While the Government provides basic school infrastructure and pays teacher salaries, additional facilities and resources for co-curricular or extracurricular work are all provided by parents and alumni. The over 300 so-called popular schools are popular because of additional resources brought in by well-to-do parents and alumni. Parents from all walks of life also spend money on private tuition
Institutions – Reforms meaningless without restructuring
The only official admission of the dysfunctional state of the institutions in the education sector is in the 2003 policy framework by the NEC (p.242), but an analysis of the existing structure shows why dysfunction is an inevitability.
The education sector consists of the Ministry of Education (MoE); six statutory bodies – i.e. National Education Commission (NEC), National Institute of Education (NIE), University Grants Commission (UGC) and Tertiary and Vocational Education Commission (TVEC), and other vocational training providers; 19 teacher training colleges; five university faculties or departments offering degrees in education; many centers for continuing professional development of teachers; provincial departments of education and associated zonal and divisional offices with the capability to handle school administration matters. There is much overlap of responsibilities within and across these institutions.
The MoE, for example, consists of 22 divisions, 22 divisions headed by an officer at additional secretary level, and 73 branches again with overlapping responsibility within MoE and across NEC and NIE.
For example, curriculum development which was a function under the ministry has been taken over by NIE while subject wise departments continue to exist at MoE parallel to those at NIE. It is a waste of human resources and a recipe for cross-institutional conflicts and misadventures. The lack of trust and coordination between various entities resulting in the poor quality of outputs was made all too evident in the recent ‘modules’ debacle in the 2025 curricular reforms. On top of these existing redundancies there is now a proposal to establish a statutory body to certify teachers, when there are several branches at MoE that do teacher related matters.
Restructuring is urgently needed, limiting the Ministry to policy formulation and monitoring and evaluation, as detailed in the gazette that describes the duties and functions of the minister.
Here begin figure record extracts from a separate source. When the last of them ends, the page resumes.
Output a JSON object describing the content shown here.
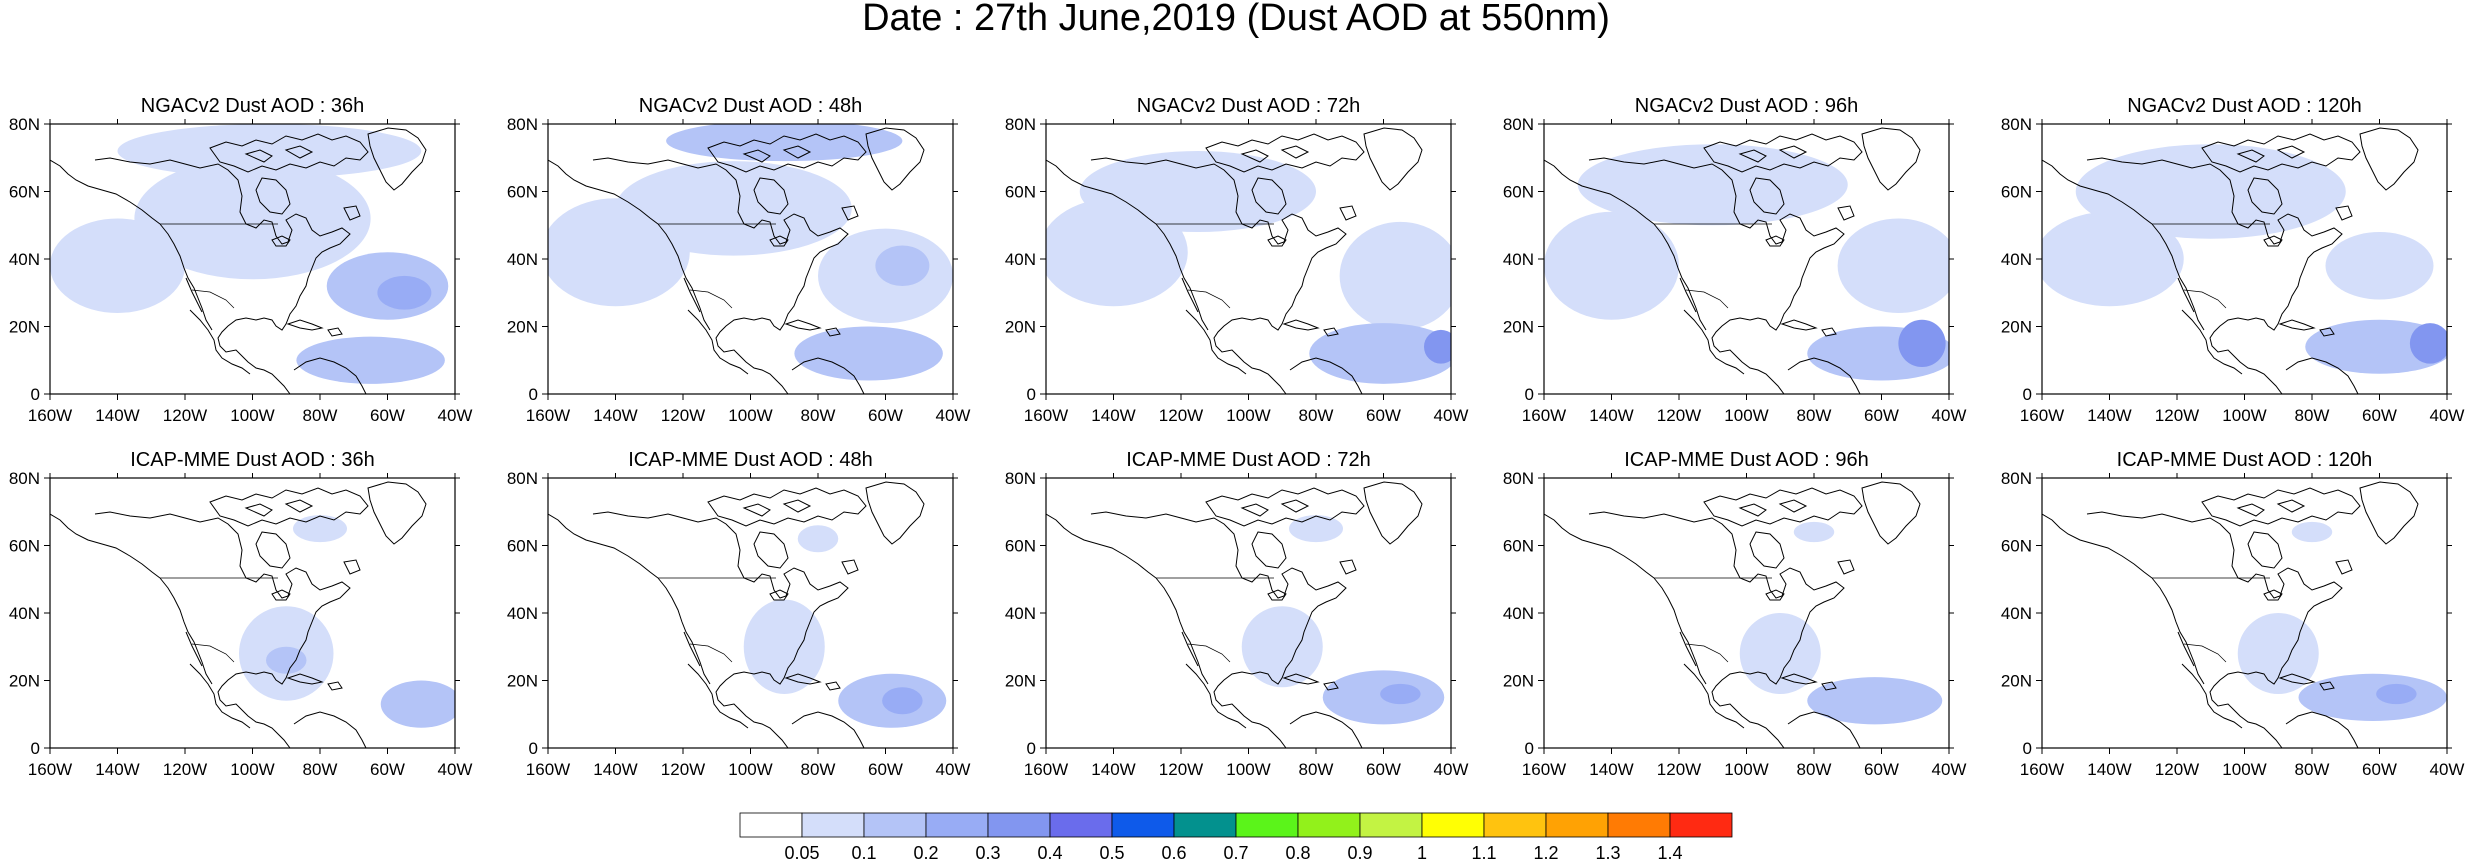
{
  "title": "Date : 27th June,2019 (Dust AOD at 550nm)",
  "x_ticks": [
    "160W",
    "140W",
    "120W",
    "100W",
    "80W",
    "60W",
    "40W"
  ],
  "y_ticks": [
    "80N",
    "60N",
    "40N",
    "20N",
    "0"
  ],
  "lon_range": [
    -160,
    -40
  ],
  "lat_range": [
    0,
    80
  ],
  "panels": [
    {
      "title": "NGACv2 Dust AOD : 36h",
      "row": 0,
      "col": 0,
      "blobs": [
        {
          "lon": -140,
          "lat": 38,
          "rlon": 20,
          "rlat": 14,
          "level": 1
        },
        {
          "lon": -100,
          "lat": 52,
          "rlon": 35,
          "rlat": 18,
          "level": 1
        },
        {
          "lon": -95,
          "lat": 72,
          "rlon": 45,
          "rlat": 8,
          "level": 1
        },
        {
          "lon": -60,
          "lat": 32,
          "rlon": 18,
          "rlat": 10,
          "level": 2
        },
        {
          "lon": -65,
          "lat": 10,
          "rlon": 22,
          "rlat": 7,
          "level": 2
        },
        {
          "lon": -55,
          "lat": 30,
          "rlon": 8,
          "rlat": 5,
          "level": 3
        }
      ]
    },
    {
      "title": "NGACv2 Dust AOD : 48h",
      "row": 0,
      "col": 1,
      "blobs": [
        {
          "lon": -140,
          "lat": 42,
          "rlon": 22,
          "rlat": 16,
          "level": 1
        },
        {
          "lon": -105,
          "lat": 55,
          "rlon": 35,
          "rlat": 14,
          "level": 1
        },
        {
          "lon": -90,
          "lat": 75,
          "rlon": 35,
          "rlat": 6,
          "level": 2
        },
        {
          "lon": -60,
          "lat": 35,
          "rlon": 20,
          "rlat": 14,
          "level": 1
        },
        {
          "lon": -65,
          "lat": 12,
          "rlon": 22,
          "rlat": 8,
          "level": 2
        },
        {
          "lon": -55,
          "lat": 38,
          "rlon": 8,
          "rlat": 6,
          "level": 2
        }
      ]
    },
    {
      "title": "NGACv2 Dust AOD : 72h",
      "row": 0,
      "col": 2,
      "blobs": [
        {
          "lon": -140,
          "lat": 42,
          "rlon": 22,
          "rlat": 16,
          "level": 1
        },
        {
          "lon": -115,
          "lat": 60,
          "rlon": 35,
          "rlat": 12,
          "level": 1
        },
        {
          "lon": -55,
          "lat": 35,
          "rlon": 18,
          "rlat": 16,
          "level": 1
        },
        {
          "lon": -60,
          "lat": 12,
          "rlon": 22,
          "rlat": 9,
          "level": 2
        },
        {
          "lon": -43,
          "lat": 14,
          "rlon": 5,
          "rlat": 5,
          "level": 4
        }
      ]
    },
    {
      "title": "NGACv2 Dust AOD : 96h",
      "row": 0,
      "col": 3,
      "blobs": [
        {
          "lon": -140,
          "lat": 38,
          "rlon": 20,
          "rlat": 16,
          "level": 1
        },
        {
          "lon": -110,
          "lat": 62,
          "rlon": 40,
          "rlat": 12,
          "level": 1
        },
        {
          "lon": -55,
          "lat": 38,
          "rlon": 18,
          "rlat": 14,
          "level": 1
        },
        {
          "lon": -60,
          "lat": 12,
          "rlon": 22,
          "rlat": 8,
          "level": 2
        },
        {
          "lon": -48,
          "lat": 15,
          "rlon": 7,
          "rlat": 7,
          "level": 4
        }
      ]
    },
    {
      "title": "NGACv2 Dust AOD : 120h",
      "row": 0,
      "col": 4,
      "blobs": [
        {
          "lon": -140,
          "lat": 40,
          "rlon": 22,
          "rlat": 14,
          "level": 1
        },
        {
          "lon": -110,
          "lat": 60,
          "rlon": 40,
          "rlat": 14,
          "level": 1
        },
        {
          "lon": -60,
          "lat": 38,
          "rlon": 16,
          "rlat": 10,
          "level": 1
        },
        {
          "lon": -60,
          "lat": 14,
          "rlon": 22,
          "rlat": 8,
          "level": 2
        },
        {
          "lon": -45,
          "lat": 15,
          "rlon": 6,
          "rlat": 6,
          "level": 4
        }
      ]
    },
    {
      "title": "ICAP-MME Dust AOD : 36h",
      "row": 1,
      "col": 0,
      "blobs": [
        {
          "lon": -90,
          "lat": 28,
          "rlon": 14,
          "rlat": 14,
          "level": 1
        },
        {
          "lon": -90,
          "lat": 26,
          "rlon": 6,
          "rlat": 4,
          "level": 2
        },
        {
          "lon": -50,
          "lat": 13,
          "rlon": 12,
          "rlat": 7,
          "level": 2
        },
        {
          "lon": -80,
          "lat": 65,
          "rlon": 8,
          "rlat": 4,
          "level": 1
        }
      ]
    },
    {
      "title": "ICAP-MME Dust AOD : 48h",
      "row": 1,
      "col": 1,
      "blobs": [
        {
          "lon": -90,
          "lat": 30,
          "rlon": 12,
          "rlat": 14,
          "level": 1
        },
        {
          "lon": -58,
          "lat": 14,
          "rlon": 16,
          "rlat": 8,
          "level": 2
        },
        {
          "lon": -55,
          "lat": 14,
          "rlon": 6,
          "rlat": 4,
          "level": 3
        },
        {
          "lon": -80,
          "lat": 62,
          "rlon": 6,
          "rlat": 4,
          "level": 1
        }
      ]
    },
    {
      "title": "ICAP-MME Dust AOD : 72h",
      "row": 1,
      "col": 2,
      "blobs": [
        {
          "lon": -90,
          "lat": 30,
          "rlon": 12,
          "rlat": 12,
          "level": 1
        },
        {
          "lon": -60,
          "lat": 15,
          "rlon": 18,
          "rlat": 8,
          "level": 2
        },
        {
          "lon": -55,
          "lat": 16,
          "rlon": 6,
          "rlat": 3,
          "level": 3
        },
        {
          "lon": -80,
          "lat": 65,
          "rlon": 8,
          "rlat": 4,
          "level": 1
        }
      ]
    },
    {
      "title": "ICAP-MME Dust AOD : 96h",
      "row": 1,
      "col": 3,
      "blobs": [
        {
          "lon": -90,
          "lat": 28,
          "rlon": 12,
          "rlat": 12,
          "level": 1
        },
        {
          "lon": -62,
          "lat": 14,
          "rlon": 20,
          "rlat": 7,
          "level": 2
        },
        {
          "lon": -80,
          "lat": 64,
          "rlon": 6,
          "rlat": 3,
          "level": 1
        }
      ]
    },
    {
      "title": "ICAP-MME Dust AOD : 120h",
      "row": 1,
      "col": 4,
      "blobs": [
        {
          "lon": -90,
          "lat": 28,
          "rlon": 12,
          "rlat": 12,
          "level": 1
        },
        {
          "lon": -62,
          "lat": 15,
          "rlon": 22,
          "rlat": 7,
          "level": 2
        },
        {
          "lon": -55,
          "lat": 16,
          "rlon": 6,
          "rlat": 3,
          "level": 3
        },
        {
          "lon": -80,
          "lat": 64,
          "rlon": 6,
          "rlat": 3,
          "level": 1
        }
      ]
    }
  ],
  "colorbar": {
    "colors": [
      "#ffffff",
      "#d4defa",
      "#b4c4f7",
      "#98acf5",
      "#8296f0",
      "#6a6cec",
      "#0e5aea",
      "#03918e",
      "#5bf41a",
      "#92f11b",
      "#c3f343",
      "#ffff04",
      "#ffc30f",
      "#ffa204",
      "#ff7b04",
      "#ff2a12"
    ],
    "labels": [
      "0.05",
      "0.1",
      "0.2",
      "0.3",
      "0.4",
      "0.5",
      "0.6",
      "0.7",
      "0.8",
      "0.9",
      "1",
      "1.1",
      "1.2",
      "1.3",
      "1.4"
    ]
  }
}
A directorate for general education should be constituted bringing together all human capital within and across the ministry serving executive functions of national importance. For this purpose, the Directorate for General Education should be headed by a director general with departments for curriculum development and publications, teacher professional development, and the existing department of examinations serving under the director general.
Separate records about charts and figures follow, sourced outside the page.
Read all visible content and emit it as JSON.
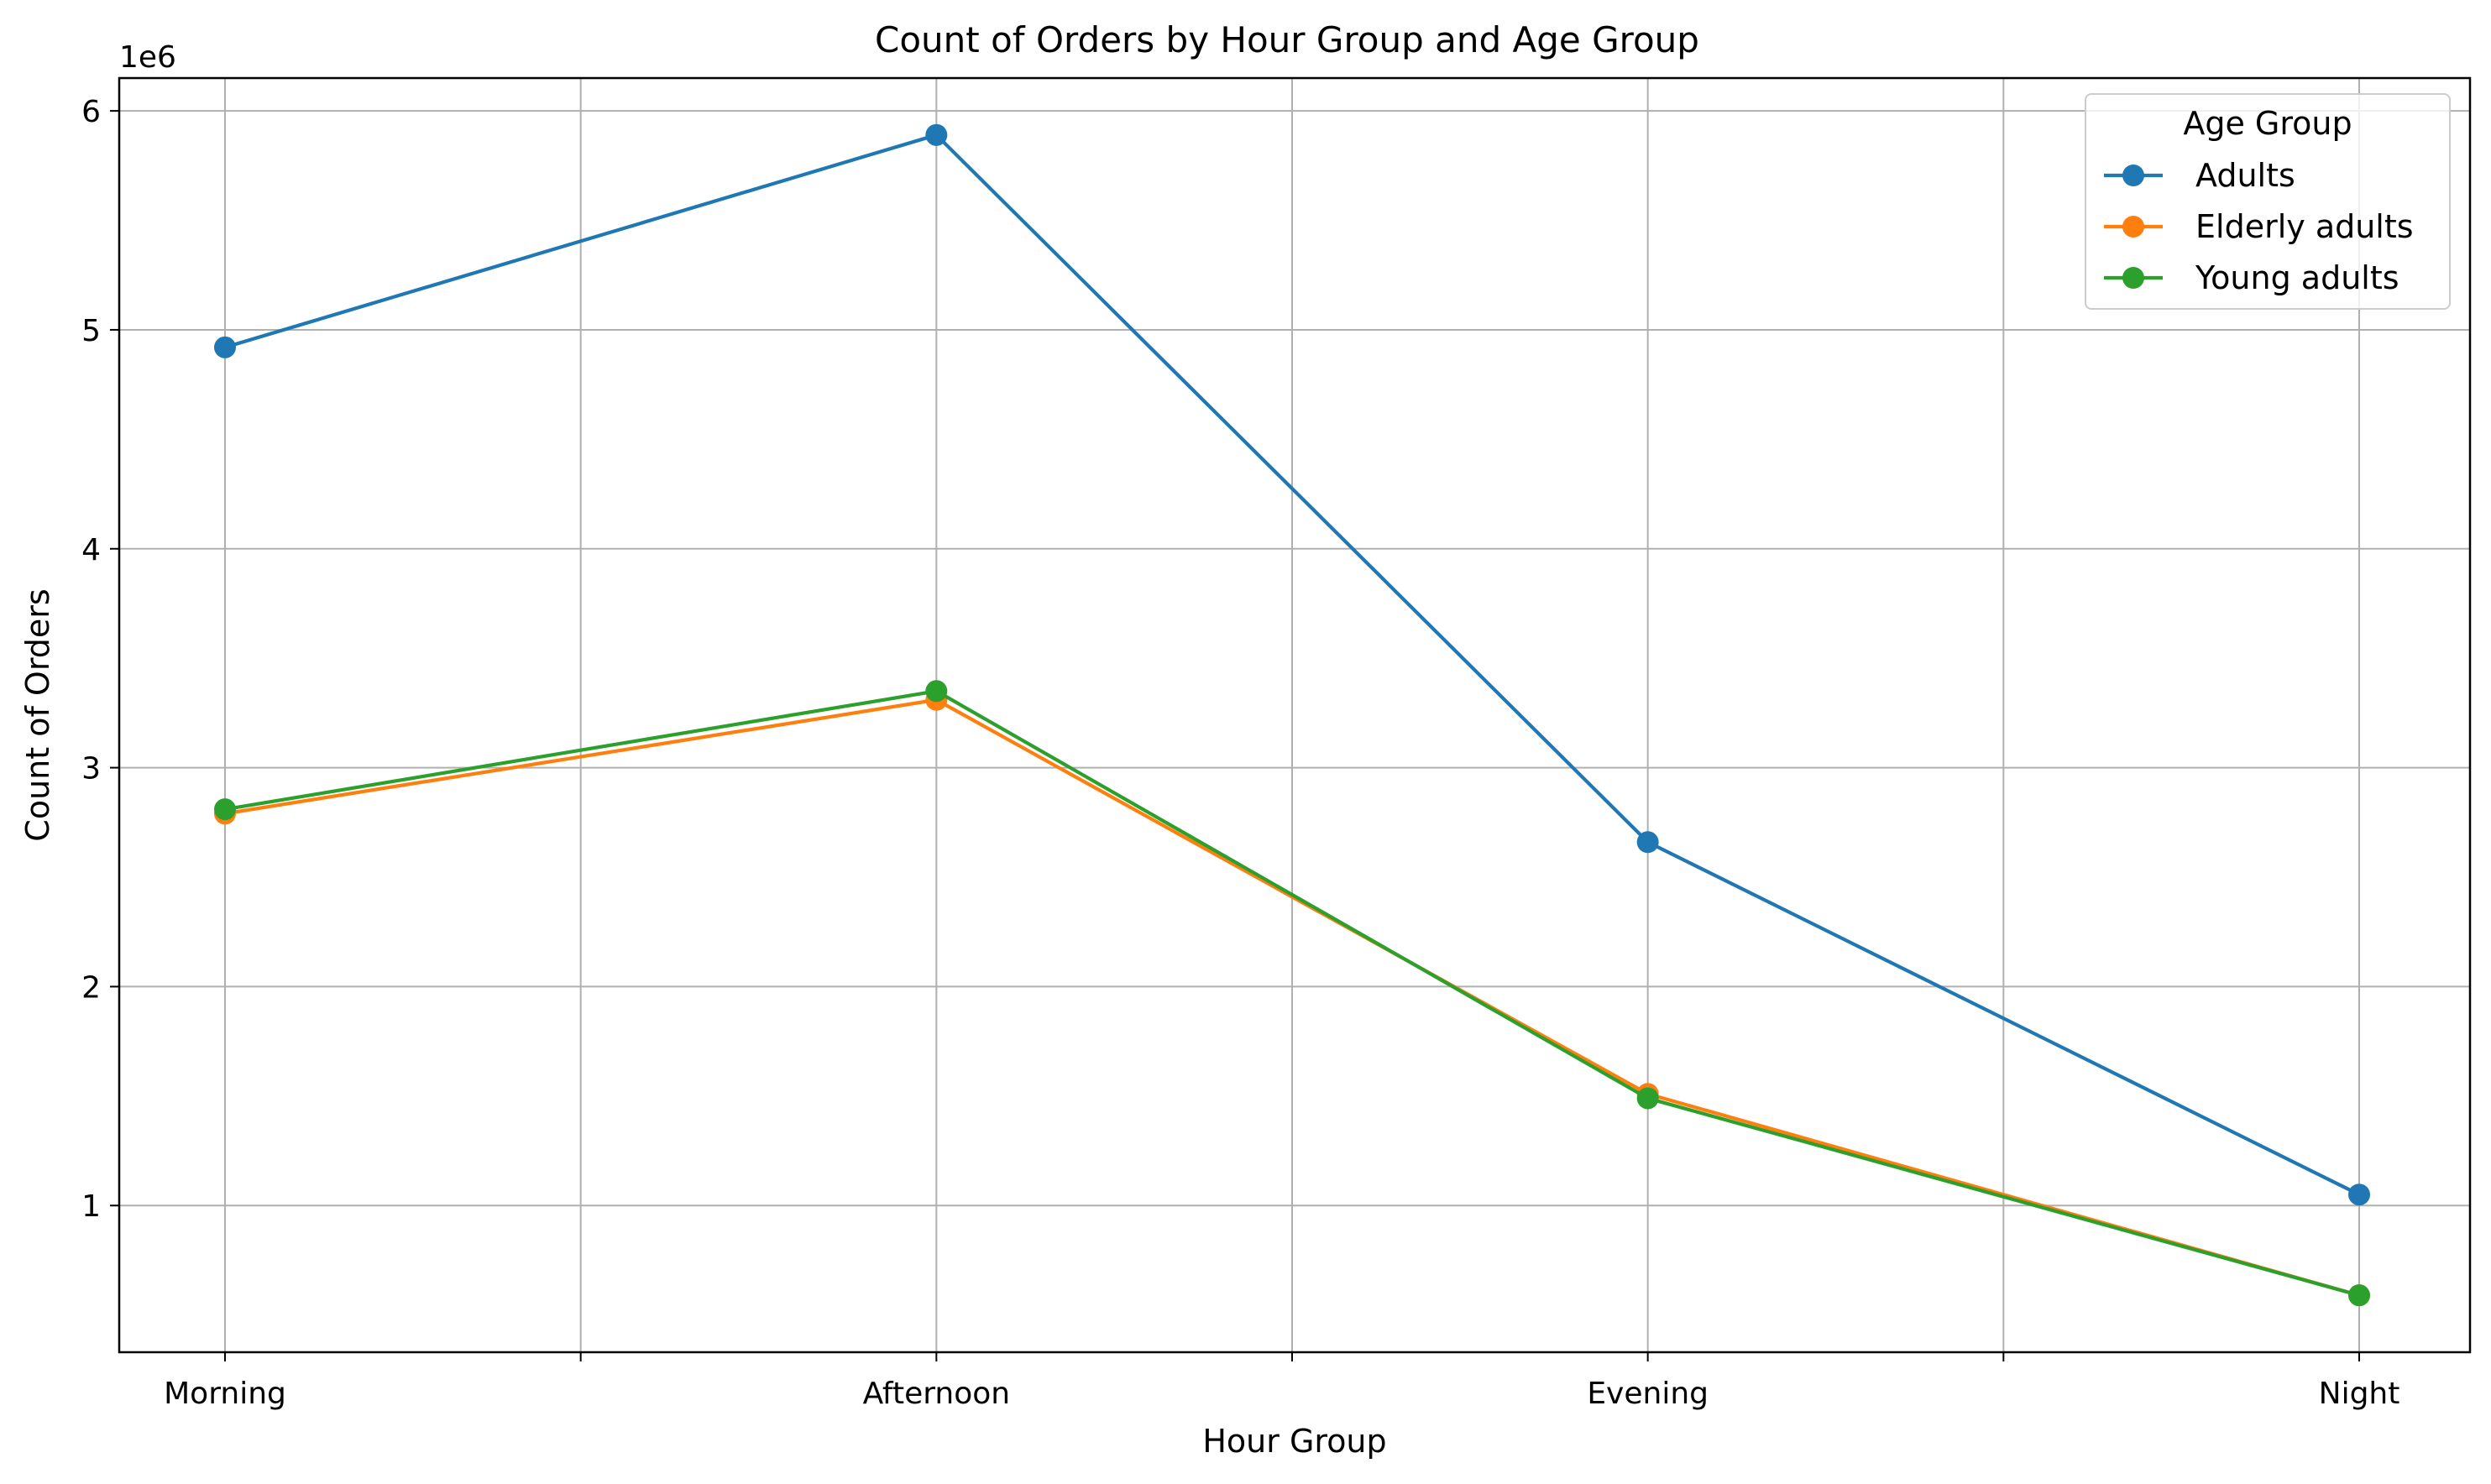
{
  "chart_data": {
    "type": "line",
    "title": "Count of Orders by Hour Group and Age Group",
    "xlabel": "Hour Group",
    "ylabel": "Count of Orders",
    "y_offset_label": "1e6",
    "categories": [
      "Morning",
      "Afternoon",
      "Evening",
      "Night"
    ],
    "yticks": [
      1,
      2,
      3,
      4,
      5,
      6
    ],
    "ylim": [
      0.33,
      6.15
    ],
    "y_scale_note": "values in millions (1e6)",
    "grid": true,
    "legend": {
      "title": "Age Group",
      "placement": "top-right"
    },
    "series": [
      {
        "name": "Adults",
        "color": "#1f77b4",
        "values": [
          4.92,
          5.89,
          2.66,
          1.05
        ]
      },
      {
        "name": "Elderly adults",
        "color": "#ff7f0e",
        "values": [
          2.79,
          3.31,
          1.51,
          0.59
        ]
      },
      {
        "name": "Young adults",
        "color": "#2ca02c",
        "values": [
          2.81,
          3.35,
          1.49,
          0.59
        ]
      }
    ]
  }
}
The NIE should revert to its original national institute status awarding diplomas and degrees in education, and the institution should be required to compete with existing university faculties and departments for offering top-up degrees for diplomates from national colleges of education. If needed, the NIE can be renamed as National University for Education.
All tertiary programs should be accredited by a Higher Education Commission, which would be a UGC with the expanded scope of serving all higher education seeking public, not just public institutions.
Underlying this national super structure should be clusters of schools consisting of about 10 schools in a cluster, administrating/monitoring the education of all children from early childhood to age 18 in its jurisdiction. The MoE has been working long and hard on developing such a cluster system which is markedly different from previous such concepts.
5. Restructure all education agencies with school clusters as the basic unit of general education
6. Mandate the minister of education to annually report to Parliament on KPIs of education
The six changes proposed here require further study and discussion but that should not take more than a few months if the right personnel are charged with responsibility and a sense of urgency.